Here’s the truth. There are a lot of property and rate options across a wide range of content providers, including online travel agencies (OTAs), hotel booking aggregators and hotels themselves. So, for most companies, a partner that can consolidate content across a wide variety of providers is best. Some companies believe travel agencies use only GDS content. That’s simply not true.
BCD Travel, for example, consolidates content from the GDS; multiple hotel booking aggregators and OTAs; our proprietary BCD Travel Global Hotel Program; and our clients’ own negotiated programs. That means our clients’ travelers can see a huge range of available properties and rates and make informed decisions about their accommodations. Having all this content available in one place provides them with a more seamless booking experience in an end-to-end environment and saves travelers a lot of time versus shopping around on different sites. Plus, it increases their confidence in getting the best rates and keeps them coming back to their company’s program time and time again.
Providing superb content sounds like one way to keep travelers in the program. What are other ways?
As I mentioned before, traveler affinity to tools trumps loyalty to the program. Travelers use the shopping and booking tools that work the best for them, and those typically have not included the corporate booking tool. That’s why BCD developed a consumer-grade shopping and booking tool, TripSource, modeled after the tools travelers like to use. We did a lot of research with travelers and designed from scratch to ensure TripSource met travelers’ high standards. And that approach worked; TripSource has proven to be a tool travelers proactively choose to use. Now our clients’ travelers book their hotels through TripSource, and we’re not only giving them a great shopping and booking experience, we’re also bringing them back into the program voluntarily.
Another thing: You need to be able to care for travelers on the road. Today, it’s necessary to assure travelers that their company will know where they are when they need assistance most, and also and to provide corporate clients a complete duty of care offering. It’s no longer a situation of ’if a crisis occurs,’ but ’when a crisis occurs.’ So you need a partner that enables you to locate and reach travelers quickly and precisely to provide help. That’s best accomplished if both your air and hotel data is with one company. It’s most difficult when your travelers booked through a channel you have no connection with. And there’s a wide range in between. When your travelers know you have their back, no matter where they are, they’re more likely to book through your channel.
What about traveler engagement? What are the best ways to inform travelers about the benefits of booking hotels within your corporate program?
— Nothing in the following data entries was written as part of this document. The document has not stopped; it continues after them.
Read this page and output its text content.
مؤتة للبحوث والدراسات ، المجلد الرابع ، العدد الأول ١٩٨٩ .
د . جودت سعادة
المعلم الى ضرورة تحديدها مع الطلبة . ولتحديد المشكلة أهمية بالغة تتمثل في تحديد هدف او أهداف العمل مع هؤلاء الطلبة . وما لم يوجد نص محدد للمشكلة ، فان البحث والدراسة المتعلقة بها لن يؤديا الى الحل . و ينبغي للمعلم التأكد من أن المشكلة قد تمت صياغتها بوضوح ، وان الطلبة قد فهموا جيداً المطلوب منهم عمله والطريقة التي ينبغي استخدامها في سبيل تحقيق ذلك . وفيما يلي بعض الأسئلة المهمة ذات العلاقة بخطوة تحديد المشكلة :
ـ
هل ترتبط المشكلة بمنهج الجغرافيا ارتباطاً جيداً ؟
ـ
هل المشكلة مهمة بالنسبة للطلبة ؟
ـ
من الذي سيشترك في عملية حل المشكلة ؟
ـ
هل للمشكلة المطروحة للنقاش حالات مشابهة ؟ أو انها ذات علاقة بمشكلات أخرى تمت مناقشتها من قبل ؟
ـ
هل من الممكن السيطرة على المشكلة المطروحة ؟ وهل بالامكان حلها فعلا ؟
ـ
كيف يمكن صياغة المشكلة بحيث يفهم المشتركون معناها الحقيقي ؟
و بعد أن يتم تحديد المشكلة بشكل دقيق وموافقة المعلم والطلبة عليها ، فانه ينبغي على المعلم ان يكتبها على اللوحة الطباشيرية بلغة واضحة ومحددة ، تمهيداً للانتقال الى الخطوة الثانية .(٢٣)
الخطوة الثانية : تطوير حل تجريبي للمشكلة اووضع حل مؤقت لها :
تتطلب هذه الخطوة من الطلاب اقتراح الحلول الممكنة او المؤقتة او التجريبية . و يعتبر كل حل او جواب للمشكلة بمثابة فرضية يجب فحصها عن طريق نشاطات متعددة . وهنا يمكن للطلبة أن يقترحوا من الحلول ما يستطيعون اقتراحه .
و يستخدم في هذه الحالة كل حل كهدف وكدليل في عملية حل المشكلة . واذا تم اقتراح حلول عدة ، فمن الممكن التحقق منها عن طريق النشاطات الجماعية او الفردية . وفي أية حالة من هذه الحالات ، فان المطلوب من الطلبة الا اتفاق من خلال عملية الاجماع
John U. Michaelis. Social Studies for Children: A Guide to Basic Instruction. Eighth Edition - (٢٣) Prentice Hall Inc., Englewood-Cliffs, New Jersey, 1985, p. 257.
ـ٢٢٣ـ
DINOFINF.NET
Engaging travelers in the program is critical. There’s no one way to do it right; rather, you have to tailor the strategy to your traveler audience and the communication channels they engage with most. At BCD, we have traveler engagement strategies tailored to our clients’ specific needs and traveler demographics. We help our clients proactively reach out and make travelers a part of their program, so they understand how it helps them and have a stake in its success.
Any more advice you’d give companies on hotel leakage?
Contrary to what many hotel providers claim, there’s no one company that is going to give you absolutely everything. You’ll have to evaluate each potential partner carefully to understand what they offer, and then make well-informed compromises. At the end of the day, look for the best long-term partner, the one that has the fewest or shortest-term compromises. And look for the partner that has a plan for bringing your travelers back to your program. That’s the first step in navigating this new environment and creating a hotel program that adds value to your overall business.